Title: Language Typology and its Impact on Language Learning
Speaker: Prof. Wolfgang Ulrich Dressler, Professor, University of Vienna, Austria
Time & Date: 17:00 PM., 16 December 2020
Language: English
Venue: ZOOM (Join Zoom Meeting: Meeting ID: 650 9823 6576 Passcode: 237477)
Abstract
This conference discusses topics of general linguistics on the basis of examples drawn from different language families and from different areas of the world, according to the approach of linguistic typology. It especially focuses on morphology, which is a linguistic area of little importance in Chinese, but, with typological variations, of great importance in most foreign languages commonly studied in China. Within this area, there is a second focus on research in which the speaker and his research associates have been involved themselves. This comprises typological criteria wich are both important for the theory of language typology and for its impact on the ease of language acquisition, where 1. first language acquisition, 2. second language acquisition and 3. foreign language acquisition must be distinguished. The conference combines an updated perspective on linguistic typology with the author’s original research on morphology, language acquisition and language learning.
About the guest
Wolfgang U. Dressler (University of Vienna, Austria) is a world-renowned linguist, with teaching and research appointments in different universities of Europe and of America and hundreds of publications on different fields of linguistics, ranging from historical linguistics and Indio-European studies to general linguistics and typology.
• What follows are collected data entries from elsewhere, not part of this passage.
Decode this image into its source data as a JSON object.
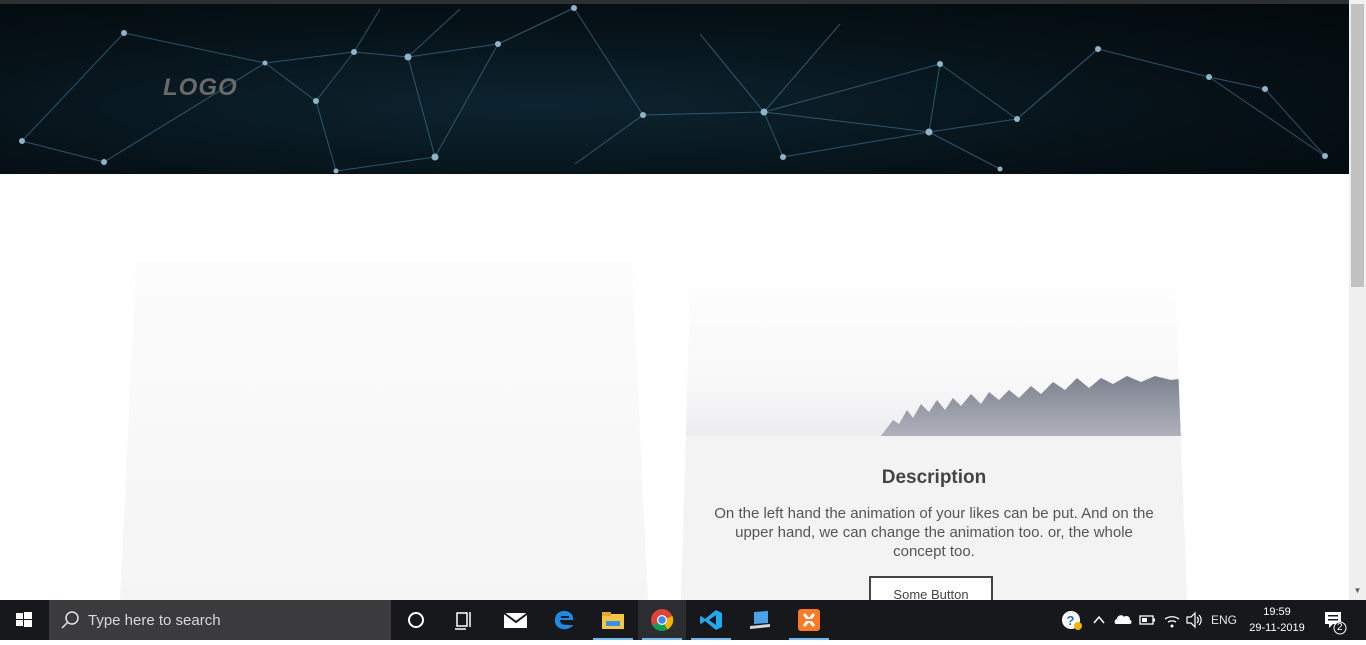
{
  "header": {
    "logo": "LOGO"
  },
  "card": {
    "title": "Description",
    "description": "On the left hand the animation of your likes can be put. And on the upper hand, we can change the animation too. or, the whole concept too.",
    "button_label": "Some Button"
  },
  "taskbar": {
    "search_placeholder": "Type here to search",
    "apps": [
      "cortana-icon",
      "task-view-icon",
      "mail-icon",
      "edge-icon",
      "file-explorer-icon",
      "chrome-icon",
      "vscode-icon",
      "laptop-app-icon",
      "xampp-icon"
    ],
    "tray": {
      "language": "ENG",
      "time": "19:59",
      "date": "29-11-2019",
      "notification_count": "2"
    }
  },
  "colors": {
    "hero_background": "#061218",
    "network_lines": "#3a6a86",
    "taskbar": "#17181b",
    "active_underline": "#76b9ed"
  }
}
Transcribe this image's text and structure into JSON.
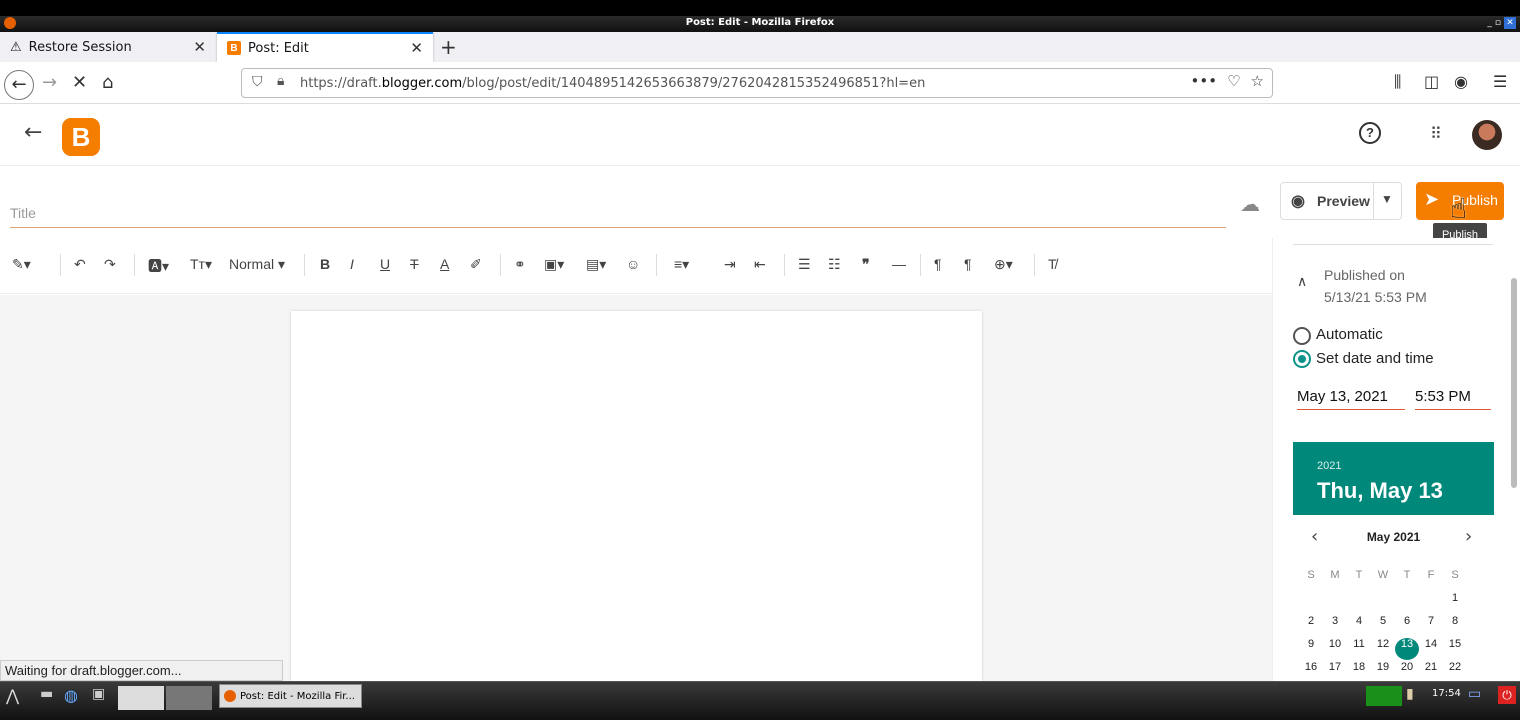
{
  "window": {
    "title": "Post: Edit - Mozilla Firefox"
  },
  "tabs": [
    {
      "label": "Restore Session"
    },
    {
      "label": "Post: Edit"
    }
  ],
  "navbar": {
    "url_prefix": "https://draft.",
    "url_domain": "blogger.com",
    "url_rest": "/blog/post/edit/1404895142653663879/2762042815352496851?hl=en"
  },
  "editor": {
    "title_placeholder": "Title",
    "preview_label": "Preview",
    "publish_label": "Publish",
    "publish_tooltip": "Publish",
    "format_select": "Normal"
  },
  "sidebar": {
    "published_on_label": "Published on",
    "published_on_value": "5/13/21 5:53 PM",
    "radio_automatic": "Automatic",
    "radio_set": "Set date and time",
    "date_value": "May 13, 2021",
    "time_value": "5:53 PM",
    "calendar": {
      "year": "2021",
      "selected_long": "Thu, May 13",
      "month_label": "May 2021",
      "dow": [
        "S",
        "M",
        "T",
        "W",
        "T",
        "F",
        "S"
      ],
      "selected_day": "13"
    }
  },
  "status_text": "Waiting for draft.blogger.com...",
  "taskbar": {
    "task_label": "Post: Edit - Mozilla Fir...",
    "clock": "17:54"
  },
  "colors": {
    "accent": "#f57d00",
    "teal": "#00897b",
    "link_blue": "#0a84ff"
  }
}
His main research interests reside in phonology, morphology, semiotics, text linguistics, aphasia, and child language acquisition. He is a co-founder of the theory of ‘Natural Morphology’, which investigates the principles of a ‘natural’ grammatical system as well the deviations from that – cf. his pioneering monograph Morphology (1985). He is also interested in endangered languages and language death, as can be seen from his fieldwork on Breton (a Celtic language, now in decay, spoken in Brittany, France). There is hardly a linguistic topic that Wolfgang U. Dressler left untouched, and his views have largely contributed to the theoretical development of linguistics as a scientific discipline.